Study Suggests Link between Length of Prescription for Initial Exposure to Opioids and Long-Term Use
Opioid prescribing has changed in the United States in recent years, peaking in 2012. Since then, the incidence of new long-term opioid use has decreased in the VA healthcare system. This decrease reflects changes in attitudes about and policies governing opioid use in general, and long-term opioid use in particular. However, further investigation is needed to better understand the pathways to long-term opioid prescribing. Therefore, this study examined the association between initial opioid exposure and subsequent long-term use in two national VA cohorts from 2011 and 2016. Using VA data, investigators identified incident opioid users during 2016 (n=317,367 Veterans). Incident use was defined as the first prescription for a non-injectable dosage form of a schedule II opioid, tramadol, or codeine during this period, which was preceded by 365 days with no prescriptions for any of these medications. A secondary cohort was constructed for incident opioid users during 2011 (n=376,140). Investigators examined the relationships between days' supply, daily dose, and number of fills within the first 30 days and subsequent long-term opioid use.
- There is a strong relationship between initial opioid exposure and the future likelihood for long-term use.
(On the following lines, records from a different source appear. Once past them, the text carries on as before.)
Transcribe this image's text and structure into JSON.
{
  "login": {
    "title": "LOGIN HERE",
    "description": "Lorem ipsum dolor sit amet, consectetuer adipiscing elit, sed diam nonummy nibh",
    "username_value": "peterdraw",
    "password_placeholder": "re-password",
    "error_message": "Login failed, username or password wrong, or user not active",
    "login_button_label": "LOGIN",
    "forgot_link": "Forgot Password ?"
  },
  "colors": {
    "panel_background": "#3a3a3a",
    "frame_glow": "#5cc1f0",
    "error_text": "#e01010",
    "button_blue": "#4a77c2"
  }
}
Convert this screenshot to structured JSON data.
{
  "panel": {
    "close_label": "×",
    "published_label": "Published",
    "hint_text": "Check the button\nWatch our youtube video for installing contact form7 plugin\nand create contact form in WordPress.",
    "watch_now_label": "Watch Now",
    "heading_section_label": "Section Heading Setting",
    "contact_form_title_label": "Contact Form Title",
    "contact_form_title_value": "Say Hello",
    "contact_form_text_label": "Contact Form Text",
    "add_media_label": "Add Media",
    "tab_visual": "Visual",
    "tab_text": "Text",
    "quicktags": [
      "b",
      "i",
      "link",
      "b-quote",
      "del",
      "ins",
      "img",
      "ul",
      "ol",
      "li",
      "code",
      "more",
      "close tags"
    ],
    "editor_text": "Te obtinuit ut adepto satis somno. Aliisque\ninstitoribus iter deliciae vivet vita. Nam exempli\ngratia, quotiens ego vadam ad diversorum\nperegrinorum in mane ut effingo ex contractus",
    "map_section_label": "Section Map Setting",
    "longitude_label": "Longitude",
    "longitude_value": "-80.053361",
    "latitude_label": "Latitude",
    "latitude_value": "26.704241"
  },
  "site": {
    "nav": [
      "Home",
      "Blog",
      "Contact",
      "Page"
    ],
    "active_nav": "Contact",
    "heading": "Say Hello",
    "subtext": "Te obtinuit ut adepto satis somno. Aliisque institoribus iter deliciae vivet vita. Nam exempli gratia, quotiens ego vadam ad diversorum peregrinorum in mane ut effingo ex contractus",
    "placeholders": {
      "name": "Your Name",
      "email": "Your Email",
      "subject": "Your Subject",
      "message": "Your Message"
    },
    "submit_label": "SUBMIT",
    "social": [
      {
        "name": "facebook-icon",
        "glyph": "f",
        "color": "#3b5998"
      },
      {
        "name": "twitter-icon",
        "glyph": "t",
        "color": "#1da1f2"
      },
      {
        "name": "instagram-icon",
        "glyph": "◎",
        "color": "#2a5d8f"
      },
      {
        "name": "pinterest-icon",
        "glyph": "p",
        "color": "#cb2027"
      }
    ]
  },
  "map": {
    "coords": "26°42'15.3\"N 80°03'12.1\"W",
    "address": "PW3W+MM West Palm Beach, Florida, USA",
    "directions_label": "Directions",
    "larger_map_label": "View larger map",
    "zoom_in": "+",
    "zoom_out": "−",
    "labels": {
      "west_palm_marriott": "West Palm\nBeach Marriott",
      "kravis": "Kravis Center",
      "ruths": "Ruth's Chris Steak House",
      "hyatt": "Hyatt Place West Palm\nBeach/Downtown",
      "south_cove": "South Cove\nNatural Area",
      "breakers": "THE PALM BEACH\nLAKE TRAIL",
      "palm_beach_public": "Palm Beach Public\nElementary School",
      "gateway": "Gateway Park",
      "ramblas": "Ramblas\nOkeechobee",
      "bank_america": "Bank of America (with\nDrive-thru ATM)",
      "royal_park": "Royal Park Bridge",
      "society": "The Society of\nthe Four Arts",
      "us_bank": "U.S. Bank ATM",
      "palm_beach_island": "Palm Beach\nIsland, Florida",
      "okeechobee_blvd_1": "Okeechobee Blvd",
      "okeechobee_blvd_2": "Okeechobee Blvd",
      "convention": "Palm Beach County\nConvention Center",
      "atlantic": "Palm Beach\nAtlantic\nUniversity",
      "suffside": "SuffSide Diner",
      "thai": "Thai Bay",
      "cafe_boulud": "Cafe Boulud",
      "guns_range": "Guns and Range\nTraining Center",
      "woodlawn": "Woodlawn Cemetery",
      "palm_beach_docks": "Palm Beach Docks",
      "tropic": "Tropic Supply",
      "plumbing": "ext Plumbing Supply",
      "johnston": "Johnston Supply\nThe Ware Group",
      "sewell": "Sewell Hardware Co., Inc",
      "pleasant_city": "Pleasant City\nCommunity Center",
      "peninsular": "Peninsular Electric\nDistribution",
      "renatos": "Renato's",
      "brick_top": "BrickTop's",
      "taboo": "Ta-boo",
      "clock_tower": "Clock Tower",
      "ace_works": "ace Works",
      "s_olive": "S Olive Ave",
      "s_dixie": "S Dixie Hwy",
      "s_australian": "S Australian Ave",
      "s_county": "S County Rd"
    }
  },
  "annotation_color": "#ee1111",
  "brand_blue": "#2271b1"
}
Cumulative days' supply of prescription opioids emerged as the strongest predictor of long-term opioid use, which occurred in only 2% of Veterans dispensed ≤7 days' supply, and in 28% of patients dispensed >30 days' supply.
- Comparing 2011 and 2016 data, the association between day's supply and long-term use persisted, even as the overall rate of long-term opioid use decreased.
- These findings suggest that limiting initial opioid exposure may reduce risk for long-term opioid use. Moreover, examination of early opioid exposure may offer an opportunity to recognize when a patient is in the process of starting long-term opioid use.
- VA administrative data do not include any outside prescriptions or illegal obtainment of opioids.
- Examining prescriptions is not a guarantee that patients took medications as prescribed.
This study was funded through HSR&D. All authors are part of HSR&D's Center for Comprehensive Access and Delivery Research and Evaluation (CADRE), Iowa City, Iowa.
Hadlandsmyth K, Lund B, and Mosher H. Associations between Initial Opioid Exposure and the Likelihood for Long-Term Use. Journal of the American Pharmacists Association. November 5, 2018;epub ahead of print.